Cet ancien PH en médecine du travail à l’AP-HP, docteur en ergonomie, s’intéresse depuis les années 1990 à la prévention de l’épuisement professionnel chez les soignants. C’est à elle et à son équipe que l’on doit les études PRESST et NEXT en 2003-2004 qui avait évalué la satisfaction des soignants au travail eu Europe à partir de près de 40 000 questionnaires. C’est aussi elle qui a mis en place l’étude SESMAT en France publiée en 2011 et à laquelle 3 196 médecins ont répondu.

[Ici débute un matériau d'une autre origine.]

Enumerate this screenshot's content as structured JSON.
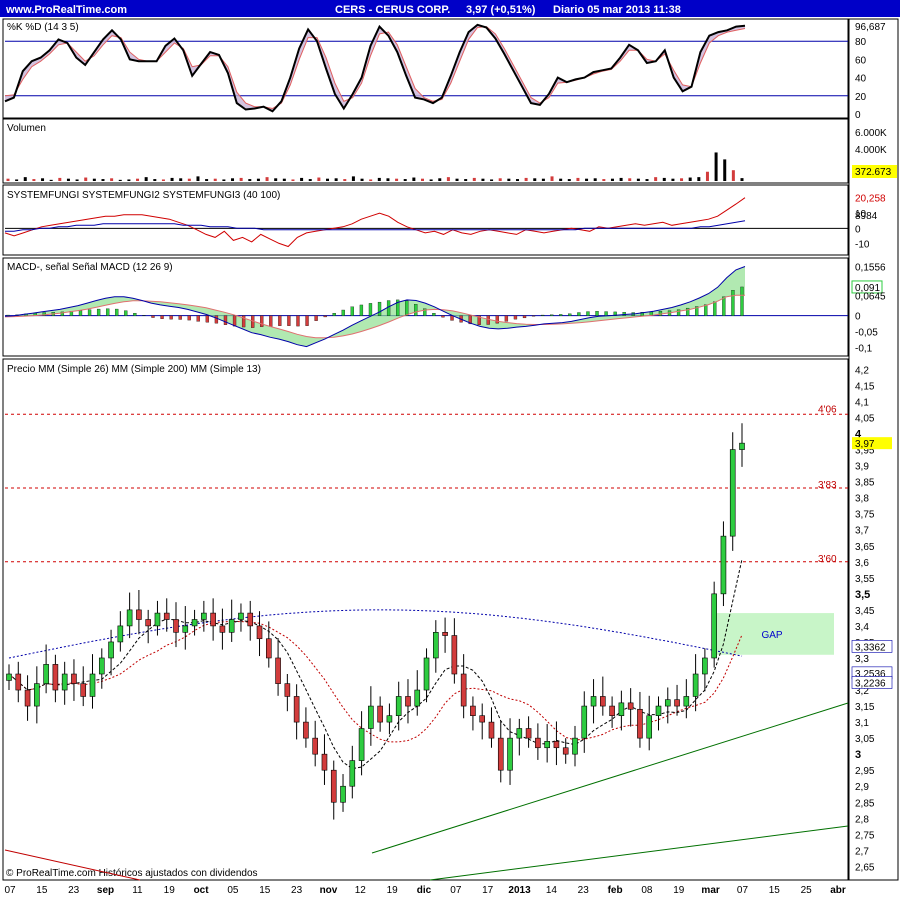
{
  "header": {
    "site": "www.ProRealTime.com",
    "instrument": "CERS - CERUS CORP.",
    "quote": "3,97 (+0,51%)",
    "period_info": "Diario  05 mar 2013 11:38"
  },
  "colors": {
    "header_bg": "#0000c8",
    "header_text": "#ffffff",
    "bull": "#2ecc40",
    "bear": "#d23c3c",
    "ma26": "#c00000",
    "ma200": "#0000aa",
    "ma13": "#000000",
    "trend": "#007000",
    "gap": "#c8f5c8",
    "level_line": "#d00000",
    "last_price_bg": "#ffff00"
  },
  "footer": "© ProRealTime.com  Históricos ajustados con dividendos",
  "x_axis_labels": [
    "07",
    "15",
    "23",
    "sep",
    "11",
    "19",
    "oct",
    "05",
    "15",
    "23",
    "nov",
    "12",
    "19",
    "dic",
    "07",
    "17",
    "2013",
    "14",
    "23",
    "feb",
    "08",
    "19",
    "mar",
    "07",
    "15",
    "25",
    "abr"
  ],
  "chart_data": [
    {
      "panel": "stochastic",
      "type": "line",
      "title": "%K %D (14 3 5)",
      "y_ticks": [
        "96,687",
        "80",
        "60",
        "40",
        "20",
        "0"
      ],
      "ylim": [
        0,
        100
      ],
      "reference_lines": [
        80,
        20
      ],
      "series": [
        {
          "name": "%K",
          "values": [
            14,
            18,
            47,
            58,
            62,
            70,
            82,
            78,
            62,
            54,
            68,
            82,
            92,
            82,
            60,
            58,
            58,
            58,
            75,
            83,
            70,
            42,
            55,
            68,
            65,
            45,
            12,
            5,
            6,
            8,
            3,
            14,
            40,
            72,
            93,
            80,
            50,
            22,
            6,
            22,
            40,
            75,
            96,
            86,
            68,
            42,
            18,
            16,
            12,
            18,
            42,
            68,
            90,
            98,
            95,
            83,
            66,
            48,
            30,
            12,
            10,
            22,
            40,
            35,
            38,
            40,
            46,
            48,
            50,
            62,
            76,
            70,
            56,
            58,
            70,
            40,
            25,
            30,
            68,
            86,
            90,
            92,
            96,
            97
          ],
          "last": 96.687
        },
        {
          "name": "%D",
          "values": [
            20,
            21,
            38,
            52,
            58,
            66,
            76,
            78,
            68,
            58,
            64,
            76,
            86,
            84,
            68,
            60,
            58,
            58,
            68,
            78,
            72,
            52,
            54,
            64,
            64,
            52,
            24,
            12,
            8,
            8,
            6,
            12,
            32,
            60,
            84,
            84,
            62,
            34,
            14,
            18,
            34,
            64,
            88,
            90,
            76,
            52,
            28,
            18,
            14,
            16,
            34,
            58,
            82,
            95,
            96,
            88,
            72,
            54,
            36,
            18,
            12,
            18,
            34,
            35,
            37,
            40,
            44,
            47,
            49,
            58,
            70,
            70,
            60,
            58,
            66,
            48,
            32,
            30,
            56,
            78,
            86,
            90,
            92,
            94
          ],
          "last": 94
        }
      ]
    },
    {
      "panel": "volume",
      "type": "bar",
      "title": "Volumen",
      "y_ticks": [
        "6.000K",
        "4.000K"
      ],
      "last_label": "372.673",
      "values": [
        300,
        200,
        500,
        250,
        350,
        150,
        400,
        300,
        200,
        450,
        300,
        250,
        350,
        150,
        200,
        300,
        500,
        250,
        200,
        400,
        350,
        300,
        600,
        250,
        300,
        200,
        350,
        400,
        250,
        300,
        500,
        350,
        300,
        200,
        400,
        250,
        450,
        300,
        350,
        250,
        600,
        300,
        200,
        400,
        350,
        300,
        250,
        450,
        300,
        200,
        350,
        500,
        300,
        250,
        400,
        300,
        200,
        350,
        300,
        250,
        400,
        350,
        300,
        600,
        300,
        250,
        400,
        300,
        350,
        250,
        300,
        400,
        350,
        300,
        250,
        500,
        400,
        300,
        350,
        450,
        500,
        1200,
        3700,
        2800,
        1400,
        372.673
      ]
    },
    {
      "panel": "systemfungi",
      "type": "line",
      "title": "SYSTEMFUNGI SYSTEMFUNGI2 SYSTEMFUNGI3 (40 100)",
      "y_ticks": [
        "20,258",
        "10",
        "8984",
        "0",
        "-10"
      ],
      "ylim": [
        -15,
        26
      ],
      "series": [
        {
          "name": "SYSTEMFUNGI2",
          "values": [
            -3,
            -5,
            -3,
            -1,
            1,
            2,
            3,
            4,
            5,
            6,
            7,
            8,
            8,
            9,
            9,
            9,
            8,
            7,
            6,
            4,
            2,
            -1,
            -4,
            -6,
            -2,
            -8,
            -6,
            -9,
            -4,
            -7,
            -10,
            -12,
            -6,
            -3,
            -2,
            -1,
            0,
            1,
            3,
            6,
            8,
            10,
            8,
            4,
            1,
            -1,
            -3,
            -2,
            -4,
            -1,
            -3,
            -4,
            -2,
            -1,
            -2,
            -3,
            -4,
            -1,
            -2,
            -3,
            -2,
            -1,
            0,
            -1,
            -2,
            1,
            0,
            1,
            2,
            3,
            2,
            3,
            4,
            2,
            3,
            4,
            5,
            6,
            8,
            12,
            16,
            20.258
          ],
          "last": 20.258
        },
        {
          "name": "SYSTEMFUNGI3",
          "values": [
            -2,
            -2,
            -1,
            -1,
            0,
            0,
            1,
            1,
            2,
            2,
            2,
            3,
            3,
            3,
            3,
            3,
            3,
            3,
            3,
            3,
            2,
            2,
            2,
            1,
            1,
            1,
            0,
            0,
            0,
            -1,
            -1,
            -1,
            -1,
            -1,
            -1,
            -1,
            -1,
            -1,
            -1,
            -1,
            -1,
            -1,
            -1,
            -1,
            -1,
            -1,
            -1,
            -1,
            -1,
            -1,
            -1,
            -1,
            -1,
            -1,
            -1,
            -1,
            -1,
            -1,
            -1,
            -1,
            -1,
            -1,
            -1,
            -1,
            -1,
            0,
            0,
            0,
            0,
            0,
            0,
            0,
            0,
            0,
            0,
            0,
            0,
            0,
            1,
            1,
            2,
            3,
            4,
            5
          ],
          "last": 8.8984
        }
      ]
    },
    {
      "panel": "macd",
      "type": "line",
      "title": "MACD-, señal Señal MACD (12 26 9)",
      "y_ticks": [
        "0,1556",
        "0,091",
        "0,0645",
        "0",
        "-0,05",
        "-0,1"
      ],
      "ylim": [
        -0.115,
        0.17
      ],
      "series": [
        {
          "name": "MACD",
          "values": [
            -0.002,
            0,
            0.004,
            0.008,
            0.012,
            0.016,
            0.02,
            0.026,
            0.032,
            0.04,
            0.048,
            0.055,
            0.06,
            0.06,
            0.055,
            0.048,
            0.04,
            0.034,
            0.03,
            0.026,
            0.02,
            0.012,
            0.004,
            -0.006,
            -0.018,
            -0.03,
            -0.042,
            -0.054,
            -0.06,
            -0.068,
            -0.074,
            -0.082,
            -0.092,
            -0.098,
            -0.086,
            -0.074,
            -0.06,
            -0.046,
            -0.03,
            -0.016,
            -0.002,
            0.012,
            0.028,
            0.042,
            0.05,
            0.048,
            0.04,
            0.028,
            0.014,
            0,
            -0.012,
            -0.024,
            -0.034,
            -0.04,
            -0.042,
            -0.04,
            -0.036,
            -0.034,
            -0.03,
            -0.026,
            -0.024,
            -0.022,
            -0.018,
            -0.012,
            -0.006,
            -0.002,
            0,
            0.002,
            0.004,
            0.006,
            0.01,
            0.014,
            0.02,
            0.026,
            0.034,
            0.044,
            0.056,
            0.07,
            0.09,
            0.12,
            0.145,
            0.1556
          ]
        },
        {
          "name": "Señal",
          "values": [
            -0.004,
            -0.003,
            -0.002,
            0,
            0.002,
            0.005,
            0.008,
            0.012,
            0.016,
            0.021,
            0.027,
            0.033,
            0.039,
            0.044,
            0.047,
            0.047,
            0.046,
            0.044,
            0.041,
            0.038,
            0.034,
            0.03,
            0.025,
            0.018,
            0.011,
            0.003,
            -0.006,
            -0.016,
            -0.025,
            -0.034,
            -0.042,
            -0.05,
            -0.059,
            -0.066,
            -0.07,
            -0.07,
            -0.068,
            -0.064,
            -0.058,
            -0.05,
            -0.041,
            -0.031,
            -0.02,
            -0.008,
            0.003,
            0.012,
            0.018,
            0.02,
            0.019,
            0.015,
            0.009,
            0.002,
            -0.005,
            -0.012,
            -0.018,
            -0.022,
            -0.025,
            -0.027,
            -0.028,
            -0.028,
            -0.027,
            -0.026,
            -0.024,
            -0.022,
            -0.019,
            -0.016,
            -0.013,
            -0.01,
            -0.007,
            -0.004,
            -0.001,
            0.002,
            0.006,
            0.01,
            0.015,
            0.02,
            0.027,
            0.035,
            0.046,
            0.06,
            0.0645,
            0.0645
          ]
        },
        {
          "name": "MACD-, señal",
          "values": [
            0.002,
            0.003,
            0.006,
            0.008,
            0.01,
            0.011,
            0.012,
            0.014,
            0.016,
            0.019,
            0.021,
            0.022,
            0.021,
            0.016,
            0.008,
            0.001,
            -0.006,
            -0.01,
            -0.011,
            -0.012,
            -0.014,
            -0.018,
            -0.021,
            -0.024,
            -0.029,
            -0.033,
            -0.036,
            -0.038,
            -0.035,
            -0.034,
            -0.032,
            -0.032,
            -0.033,
            -0.032,
            -0.016,
            -0.004,
            0.008,
            0.018,
            0.028,
            0.034,
            0.039,
            0.043,
            0.048,
            0.05,
            0.047,
            0.036,
            0.022,
            0.008,
            -0.005,
            -0.015,
            -0.021,
            -0.026,
            -0.029,
            -0.028,
            -0.024,
            -0.018,
            -0.011,
            -0.007,
            -0.002,
            0.002,
            0.003,
            0.004,
            0.006,
            0.01,
            0.013,
            0.014,
            0.013,
            0.012,
            0.011,
            0.01,
            0.011,
            0.012,
            0.014,
            0.016,
            0.019,
            0.024,
            0.029,
            0.035,
            0.044,
            0.06,
            0.0805,
            0.091
          ],
          "last": 0.091
        }
      ]
    },
    {
      "panel": "price",
      "type": "candlestick",
      "title": "Precio MM (Simple 26) MM (Simple 200) MM (Simple 13)",
      "legend": [
        "Precio",
        "MM (Simple 26)",
        "MM (Simple 200)",
        "MM (Simple 13)"
      ],
      "y_ticks": [
        "4,2",
        "4,15",
        "4,1",
        "4,05",
        "4",
        "3,95",
        "3,9",
        "3,85",
        "3,8",
        "3,75",
        "3,7",
        "3,65",
        "3,6",
        "3,55",
        "3,5",
        "3,45",
        "3,4",
        "3,35",
        "3,3",
        "3,25",
        "3,2",
        "3,15",
        "3,1",
        "3,05",
        "3",
        "2,95",
        "2,9",
        "2,85",
        "2,8",
        "2,75",
        "2,7",
        "2,65"
      ],
      "ylim": [
        2.62,
        4.22
      ],
      "close": [
        3.25,
        3.2,
        3.15,
        3.22,
        3.28,
        3.2,
        3.25,
        3.22,
        3.18,
        3.25,
        3.3,
        3.35,
        3.4,
        3.45,
        3.42,
        3.4,
        3.44,
        3.42,
        3.38,
        3.4,
        3.42,
        3.44,
        3.4,
        3.38,
        3.42,
        3.44,
        3.4,
        3.36,
        3.3,
        3.22,
        3.18,
        3.1,
        3.05,
        3,
        2.95,
        2.85,
        2.9,
        2.98,
        3.08,
        3.15,
        3.1,
        3.12,
        3.18,
        3.15,
        3.2,
        3.3,
        3.38,
        3.37,
        3.25,
        3.15,
        3.12,
        3.1,
        3.05,
        2.95,
        3.05,
        3.08,
        3.05,
        3.02,
        3.04,
        3.02,
        3,
        3.05,
        3.15,
        3.18,
        3.15,
        3.12,
        3.16,
        3.14,
        3.05,
        3.12,
        3.15,
        3.17,
        3.15,
        3.18,
        3.25,
        3.3,
        3.5,
        3.68,
        3.95,
        3.97
      ],
      "reference_levels": [
        {
          "label": "4'06",
          "value": 4.06
        },
        {
          "label": "3'83",
          "value": 3.83
        },
        {
          "label": "3'60",
          "value": 3.6
        }
      ],
      "gap_label": "GAP",
      "gap_range": [
        3.31,
        3.44
      ],
      "right_labels": [
        "3,97",
        "3,3362",
        "3,2536",
        "3,2236"
      ],
      "last_price": 3.97
    }
  ]
}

« Mais depuis la parution de ces études, les choses bougent très lentement dans le domaine hospitalier. Pourtant, en France 42 % des médecins ont un score élevé de burn out et ce chiffre monte à 48 % pour les hospitaliers en CHU. Paradoxalement, plus de 80 % des médecins français sont fiers ou très fiers d’être soignants. Aujourd’hui, on connaît les freins au plaisir au travail et à la qualité des soins des médecins hospitaliers : difficultés organisationnelles, matérielles, spatiales, manque de soutien, augmentation des tâches administratives, manque de temps passé auprès des patients… Ce sont l’insuffisance du travail en équipe et le déséquilibre entre vie de travail et vie de famille qui sont les plus déterminants dans les analyses multivariées pour expliquer l’épuisement des paramédicaux comme des médecins. Réfléchir à l’ergonomie peut permettre d’accroître l’attractivité des métiers de soins, de fidéliser le personnel et in fine d’améliorer la qualité des soins », continue le Dr Estryn-Behar.

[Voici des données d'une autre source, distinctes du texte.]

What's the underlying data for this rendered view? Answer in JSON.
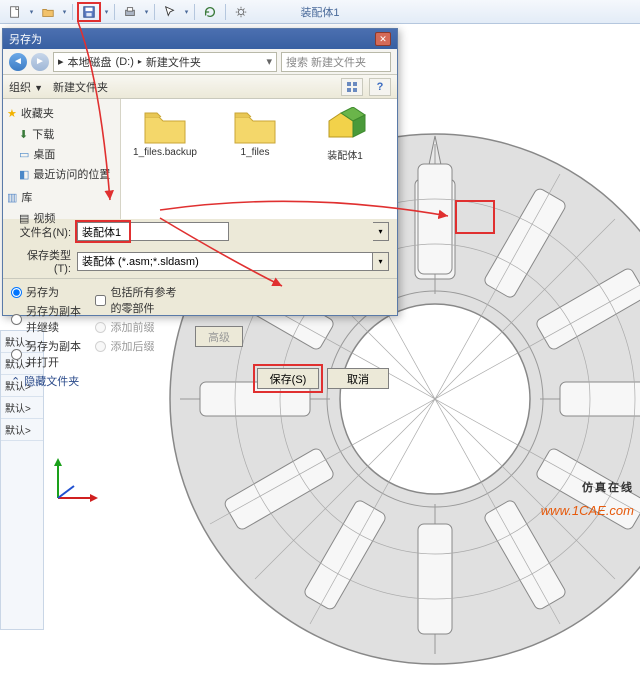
{
  "app": {
    "document_title": "装配体1"
  },
  "toolbar": {
    "icons": [
      "new",
      "open",
      "save",
      "print",
      "arrow",
      "undo",
      "redo"
    ]
  },
  "dialog": {
    "title": "另存为",
    "breadcrumb": {
      "disk": "本地磁盘",
      "drive": "(D:)",
      "folder": "新建文件夹"
    },
    "search_placeholder": "搜索 新建文件夹",
    "organize": "组织",
    "newfolder": "新建文件夹",
    "sidebar": {
      "favorites": "收藏夹",
      "downloads": "下载",
      "desktop": "桌面",
      "recent": "最近访问的位置",
      "libraries": "库",
      "videos": "视频"
    },
    "items": [
      {
        "label": "1_files.backup"
      },
      {
        "label": "1_files"
      },
      {
        "label": "装配体1"
      }
    ],
    "filename_label": "文件名(N):",
    "filename_value": "装配体1",
    "filetype_label": "保存类型(T):",
    "filetype_value": "装配体 (*.asm;*.sldasm)",
    "options": {
      "saveas": "另存为",
      "saveas_copy_cont": "另存为副本并继续",
      "saveas_copy_open": "另存为副本并打开",
      "include_refs": "包括所有参考的零部件",
      "add_prefix": "添加前缀",
      "add_suffix": "添加后缀",
      "advanced": "高级"
    },
    "hide_folders": "隐藏文件夹",
    "save_btn": "保存(S)",
    "cancel_btn": "取消"
  },
  "left_rail": [
    "默认>",
    "默认>",
    "默认>",
    "默认>",
    "默认>"
  ],
  "branding": {
    "text": "仿真在线",
    "url": "www.1CAE.com"
  }
}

L’organisation des soins est tributaire de l’espace

« Un espace est fonctionnel seulement si sa surface est suffisante et l’organisation de son aménagement est étudiée pour répondre à l’activité. Mais il faut bien reconnaître que la structure des bâtiments peut limiter les possibilités d’utilisation et d’aménagement de l’espace », analyse le Dr Estryn-Behar.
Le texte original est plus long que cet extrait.